Beyond Weight Loss: Comparative Effects of Tirzepatide Plus Low-Energy Ketogenic Versus Low-Calorie Diet on Hepatic Steatosis and Stiffness in MASLD

Abstract

Background: Metabolic dysfunction-associated steatotic liver disease (MASLD) is the most common chronic liver condition globally, strongly linked to obesity, insulin resistance, and type 2 diabetes (T2D). Tirzepatide (TZP), a dual GIP/GLP-1 receptor agonist, improves glycemic control and reduces body weight and the liver fat content in patients with obesity and T2D. However, its effect on liver-specific outcomes such as steatosis and fibrosis remains incompletely characterized. Low-energy ketogenic therapy (LEKT), a nutritional strategy characterized by carbohydrate restriction and nutritional ketosis, may enhance hepatic β-oxidation and reduce hepatic lipogenesis. To date, however, the combination of TZP and LEKT has not been studied in patients with metabolic dysfunction-associated steatotic liver disease (MASLD). This study aimed to compare the hepatic and metabolic effects of TZP combined with either LEKT or a conventional low-calorie diet (LCD) over a 12-week period. Methods: Sixty adult patients with MASLD undergoing TZP therapy were prospectively assigned to either an LEKT or a conventional LCD, with 30 participants per group. As primary endpoints, the controlled attenuation parameter (CAP, an index of hepatic steatosis) and liver stiffness measurement (LSM, an index of liver fibrosis) were assessed at the baseline and after 12 weeks using FibroScan^®. Secondary outcomes included changes in body mass index (BMI), glycated hemoglobin (HbA1c), and liver enzymes. Adherence to both diet and pharmacological treatment, as well as tolerability, were systematically monitored throughout the intervention period. Results: Both groups showed significant reductions in body weight (TZP + LEKT, p = 0.0289; TZP + LCD, p = 0.0278), with no significant intergroup difference (p = 0.665). CAP and LSM improved significantly in both groups, but reductions were greater in the TZP + LEKT group (CAP -12.5%, p < 0.001; LSM -22.7%, p < 0.001) versus LCD (CAP -6.7%, p = 0.014; LSM -9.2%, p = 0.022). Between-group differences were statistically significant for both CAP (p = 0.01) and LSM (p = 0.03). Conclusions: Based on these preliminary findings, we support the hypothesis that the combination of TZP and LEKT may be superior to TZP with an LCD in reducing hepatic steatosis and stiffness in individuals with obesity.
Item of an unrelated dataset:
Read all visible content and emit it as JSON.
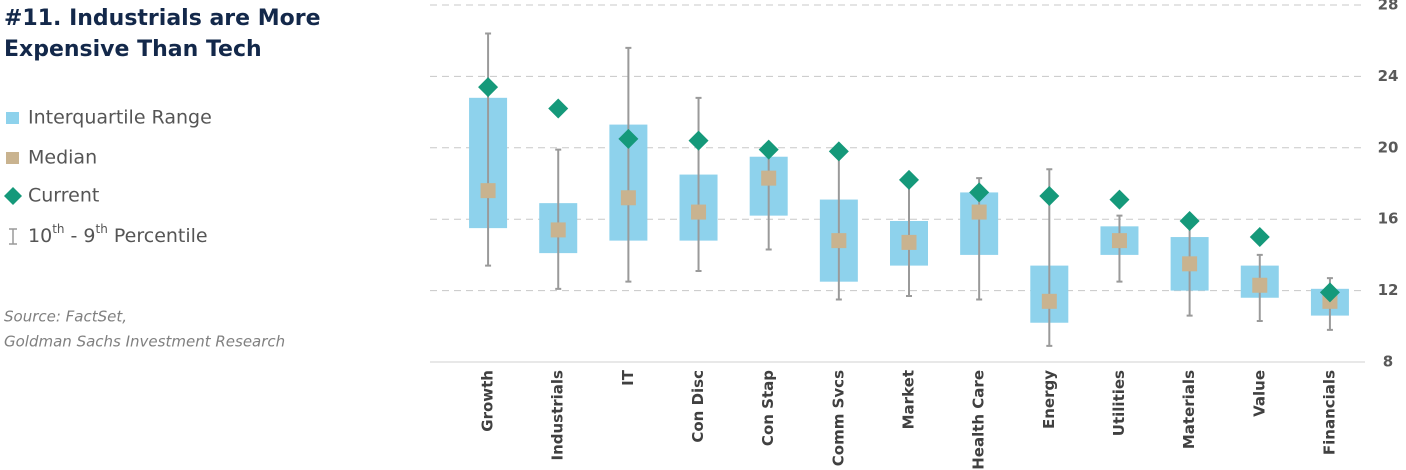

Keywords: FibroScan; MASLD; hepatic steatosis; ketogenic diet; liver stiffness; nutritional ketosis; tirzepatide.

Figure 1

Flow chart comparing a 12-week TZP + LEKT vs. TZP + LCD on total body weight, clinical status, and FibroScan parameters. LEKT = low-energy ketogenic therapy; LCD = low-calorie diet.

Figure 2

Box plots show baseline and 12-week follow-up changes in body weight (A), LSM (B), and CAP (C) in both groups studied. Horizontal bars represent median values. Lower and upper boundaries of the box represent the first and the third quartiles, respectively. Lower and upper error bars represent the minimum and the maximum values, respectively. TZP = tirzepatide; LEKT = low-energy ketogenic therapy; LCD = low-calorie diet. ^a 12-week follow-up vs. baseline; ^b 12-week follow-up TZP + LEKT vs. LCD.

Figure 3

Synergistic mechanisms of tirzepatide and low-energy ketogenic therapy in MASLD. Tirzepatide (TZP) improves insulin sensitivity, and it reduces hepatic glucose production and lipogenesis via dual GIP/GLP-1 receptor agonism. Low-energy ketogenic therapy (LEKT) promotes nutritional ketosis, leading to increased β-hydroxybutyrate levels, PPAR-α activation, and inhibition of the NLRP3 inflammasome, which collectively reduce hepatic inflammation and enhance fatty acid oxidation. Both interventions converge on the AMPK–PGC-1α–SIRT1 axis, resulting in improved hepatic autophagy, mitochondrial function, and redox balance. This shared metabolic convergence leads to reductions in hepatic steatosis and fibrosis, as observed in the clinical outcomes. Legend: (→) indicates stimulation or directional flow; (↑) indicates upregulation or increased activity; (↓) indicates downregulation or suppression; (T) indicates convergence of mechanistic pathways shared by TZP and LEKT.